NVIDIA Releases NeMo Automodel for Scalable MoE Training

NVIDIA has announced the release of NeMo Automodel, an open-source library designed to streamline large-scale Mixture-of-Experts (MoE) training in PyTorch. This tool aims to address the challenges of scaling MoE models across multiple GPUs, enabling developers to achieve high performance and efficiency.

NeMo Automodel leverages PyTorch's distributed parallelism and NVIDIA's acceleration technologies to deliver speeds of up to 280 TFLOPs/sec per GPU. It supports models like DeepSeek V3 and Qwen3 MoE, with scalability from eight to over 1,000 GPUs.

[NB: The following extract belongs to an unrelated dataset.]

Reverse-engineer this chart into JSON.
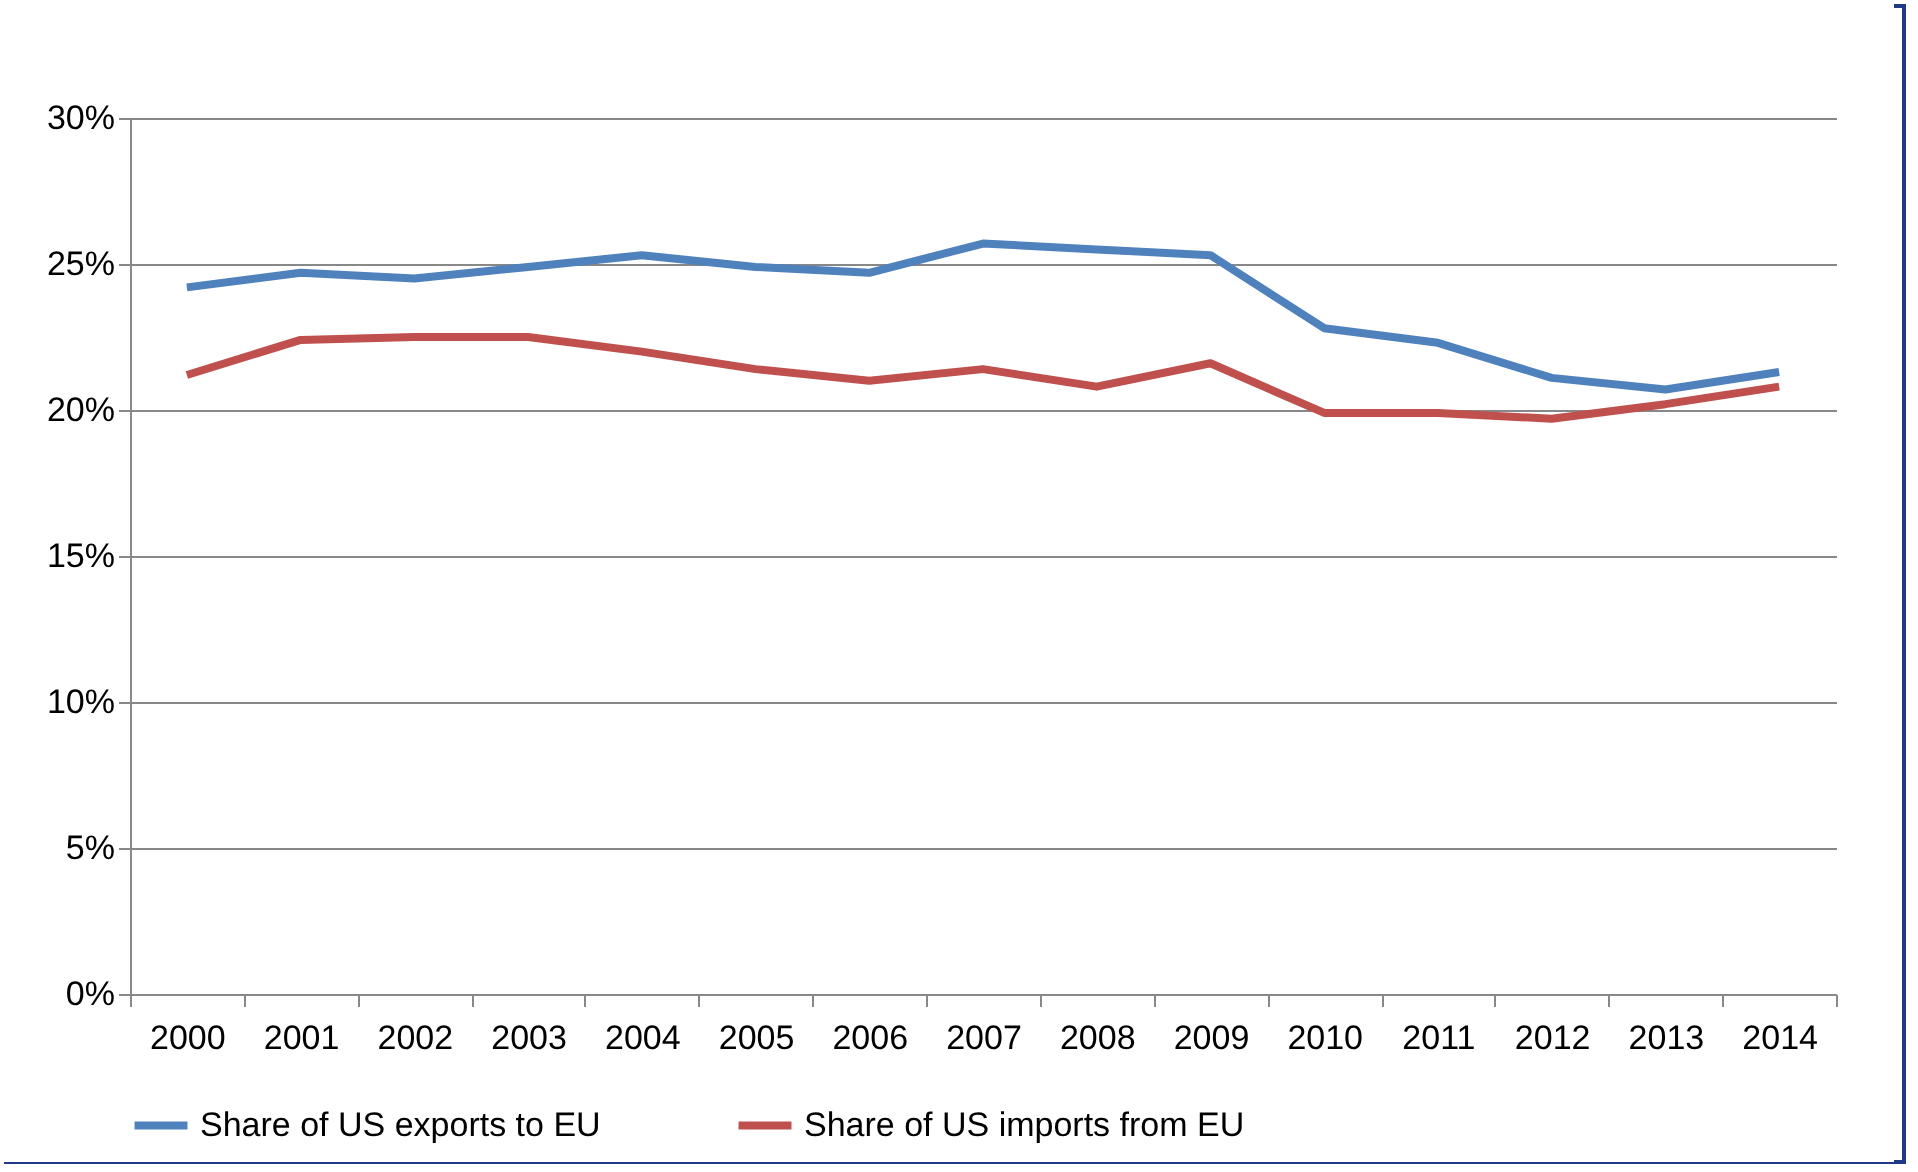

Key Features of NeMo Automodel

Native PyTorch integration for familiar API usage
High performance with up to 250 TFLOPs/sec/GPU on 256 GPUs
Scalability from eight to over 1,000 GPUs
Optimizations like Transformer Engine kernels and GroupedGEMM

Optimizations for Performance and Scalability

NeMo Automodel incorporates several optimizations to enhance performance and scalability, including:

Fully Sharded Data Parallelism (FSDP)
Expert Parallelism (EP)
Pipeline Parallelism (PP)
Context Parallelism (CP)
DeepEP Token Dispatcher
GroupedGEMM for efficient computation

These optimizations enable near-linear scaling across various MoE architectures and GPU counts, making NeMo Automodel a robust solution for high-performance AI development.